Этот текст сопровождается указанием на работы трех исследователей, специально занимавшихся данным вопросом — С. К. Кузнецова[575], К. Ф. Тиандера[576] и А. И. Соболевского[577]. Следующей по времени работой, специально посвященной вопросу о местоположении Биармии (в северных языках — Бьярмия/Bjarmaland) и возможной этнической принадлежности биармийцев/бьярмов стала моя статья «Биармия и древняя Русь», опубликованная в 1976 г. в журнале «Вопросы истории»[578]. Последнее уточнение оказывается необходимым коррективом по отношению ко многим положениям ряда современных скандинавистов, разрабатывающих данную тему, в первую очередь, к работам Т. Н. Джаксон и Г. В. Глазыриной, на которые я ссылаюсь в дальнейшем, поскольку они содержат не только подлежащий анализу материал, но также и определенную тенденциозность в его отборе и использовании.
В приведенном тексте СИЭ содержится ряд ошибок, о которых следует сразу же предупредить. Во-первых, никаких «русских преданий 9–13 вв.» о Биармии не существует; во-вторых, о нахождении «мамонтовой кости в Биармии» ничего не известно: в скандинавских сагах речь идет только о мехах соболей, белок и бобров; в третьих, саги говорят не о «серебре вообще», а только о серебряных монетах, имеющих хождение у населения и находящихся в «святилище Йомали». Что же касается местоположения Биармии «на крайнем северо-востоке», то и это не соответствует действительности, поскольку исследователи помещали ее 1) на Кольском полуострове (Олаус Магнус, XVI в.[579]), 2) в норвежской Лапландии (И. Шеффер, XVII в.[580]), 3) на Карельском перешейке (В. Н. Татищев XVIII в.[581]), 4) в Пермской области и нижнем Подвинье (Ф.-И. Страленберг[582]), 5) в устье Северной Двины (К. Ф. Тиандер[583]), а в последующее время — 6) на берегу Рижского залива (А. Л. Никитин[584]), 7) в Ярославском Поволжье (К. Ф. Мейнандер[585]), 8) между реками Онега и (? — А. Н.) Стрельна или Варзуга (Т. Н. Джаксон[586]), наконец, под Биармию отводится 9) «вся территория Севера Восточной Европы от Кольского полуострова вплоть до Ладожского озера» (Е. А. Мельникова[587] и Г. В. Глазырина[588]).
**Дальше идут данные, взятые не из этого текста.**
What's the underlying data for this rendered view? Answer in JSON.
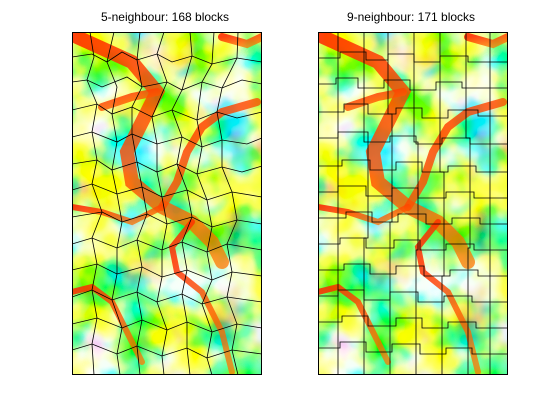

Напомнить о своих работах я вынужден по двум причинам. Во-первых, насколько мне известно, они до сих пор остаются единственными по полноте рассмотрения вопроса о Биармии с точки зрения накопленного на сегодняшний день археологического, этнографического, лингвистического и географического материала для обоснования местоположения данного фантома, а, равным образом, и по использованию структурного анализа текстов и вычленения из них историко-географических реалий, тогда как все предыдущие и последующие работы филологов-скандинавистов останавливались на сюжетно-морфологическом, т. е. исключительно литературоведческом анализе текста, следуя в этом за К-Ф. Тиандером. Во-вторых, и это достаточно характеризует методы работы названных мною исследовательниц, именно эта, аргументированная точка зрения на местоположение Биармии не указывается в их обзорных сводках не по забывчивости или незнанию[589], а исключительно по причине отсутствия каких-либо научных аргументов, которые они могли бы выдвинуть в противовес изложенной мною концепции[590].